住宅を購入する時は心のどこかで「万が一の時に売ることも考えて価値ある家を」と思う方も多いようですが、「価値がある=税額が高くなる」ということも知っておいてください。
合わせて課税される「都市計画税」もチェック!
固定資産税と合わせて納税するのが「都市計画税」です。税額はそこまで大きくないですが、固定資産税と同時に納付する税金なので「何この税金?」とならないように覚えておきましょう。
都市計画税は市街化区域内に土地・建物を所有している人が納める税金で、納税者は固定資産税と同一です。
市街化区域とはすでに街となっている区域、もしくは10年以内に市街化を進める区域のことを指しますので、一般的な住宅エリアであるならほとんどがその区域に入ります。
都市計画税は何に使われる?快適で住みよい街づくりのための事業や土地区画整理事業をおこなう費用の一部に役立てられています。

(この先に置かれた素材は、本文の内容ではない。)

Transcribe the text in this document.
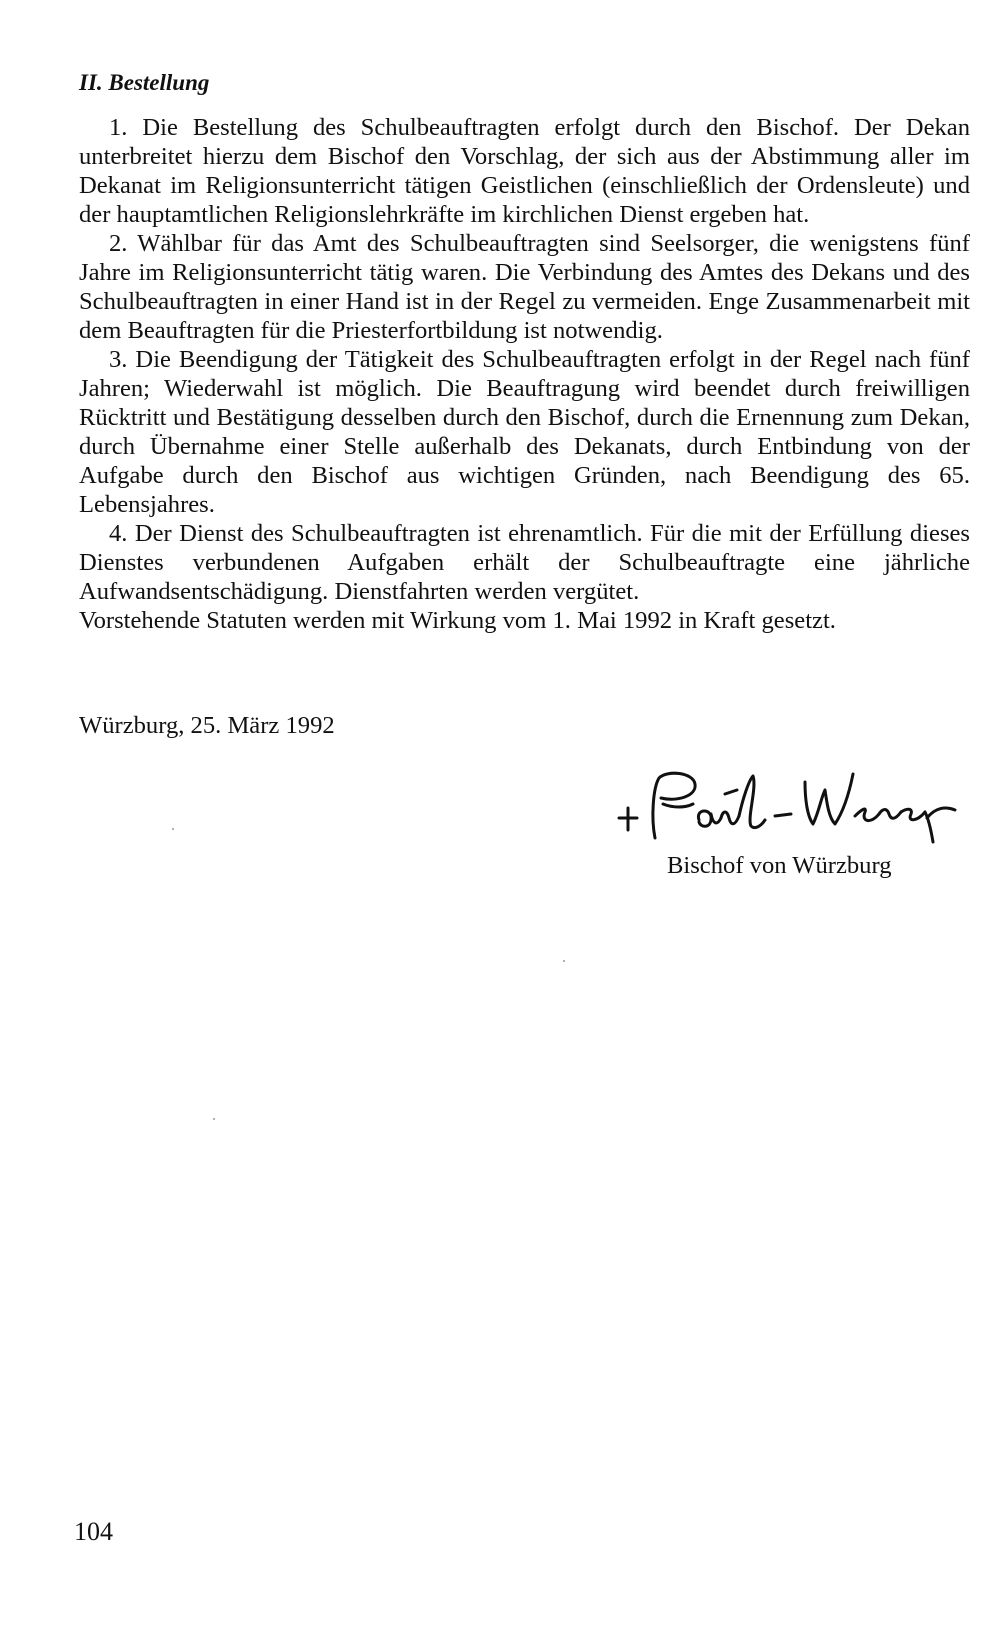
II. Bestellung

1. Die Bestellung des Schulbeauftragten erfolgt durch den Bischof. Der Dekan unterbreitet hierzu dem Bischof den Vorschlag, der sich aus der Abstimmung aller im Dekanat im Religionsunterricht tätigen Geistlichen (einschließlich der Ordensleute) und der hauptamtlichen Religionslehrkräfte im kirchlichen Dienst ergeben hat.

2. Wählbar für das Amt des Schulbeauftragten sind Seelsorger, die wenigstens fünf Jahre im Religionsunterricht tätig waren. Die Verbindung des Amtes des Dekans und des Schulbeauftragten in einer Hand ist in der Regel zu vermeiden. Enge Zusammenarbeit mit dem Beauftragten für die Priesterfortbildung ist notwendig.

3. Die Beendigung der Tätigkeit des Schulbeauftragten erfolgt in der Regel nach fünf Jahren; Wiederwahl ist möglich. Die Beauftragung wird beendet durch freiwilligen Rücktritt und Bestätigung desselben durch den Bischof, durch die Ernennung zum Dekan, durch Übernahme einer Stelle außerhalb des Dekanats, durch Entbindung von der Aufgabe durch den Bischof aus wichtigen Gründen, nach Beendigung des 65. Lebensjahres.

4. Der Dienst des Schulbeauftragten ist ehrenamtlich. Für die mit der Erfüllung dieses Dienstes verbundenen Aufgaben erhält der Schulbeauftragte eine jährliche Aufwandsentschädigung. Dienstfahrten werden vergütet.

Vorstehende Statuten werden mit Wirkung vom 1. Mai 1992 in Kraft gesetzt.

Würzburg, 25. März 1992

Bischof von Würzburg

104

都市計画事業には下水道、道路、公園などの都市施設の整備事業や市街地再開発事業などがあり、これらの事業をする上で重要な財源となる目的税です。
税率は0.3%以内の制限税率(市区町村により異なる)となっており、固定資産税ほどの税額にはなりません。
都市計画税
固定資産税評価額 × 最高0.3% = 都市計画税
税率は市町村ごとに異なるので、「○○市 都市計画税 税率」などのキーワードで検索してみると良いでしょう。
都市計画税の減税措置は、住宅用の土地や自治体独自の特例に該当する場合に適用となります。
200㎡までの住宅一戸 | 1/3 |
200㎡を超えて住宅の床面積の10倍まで | 1/3 |
先ほどの35坪の例を再び出して計算してみると以下のようになります。
①建物の固定資産税・・・1,000万円 × 0.3%(上限) = 3万円
②土地の固定資産税・・・2,000万円 × 0.3%(上限) = 6万円
→ 減税措置・・・6万円× 1/3 = 2万円
3万円 + 2万円 = 5万円
このように、固定資産税に比べるとそこまで大きな税額ではありませんが、地域によって税率も異なるので事前に調べておくことをオススメします。
固定資産税の総まとめ
住宅ローン以外に支払わなくてはならない「固定資産税」についてお分かりいただけましたでしょうか?
資金計画をする中でつい忘れがちになってしまうのが税金ですが、固定資産税については住宅メーカーも積極的に話してくれる内容ではありません。
事前にこのような知識を得ておくことで、今後の資金計画をより正確に立てることができるので必ず覚えておきましょう!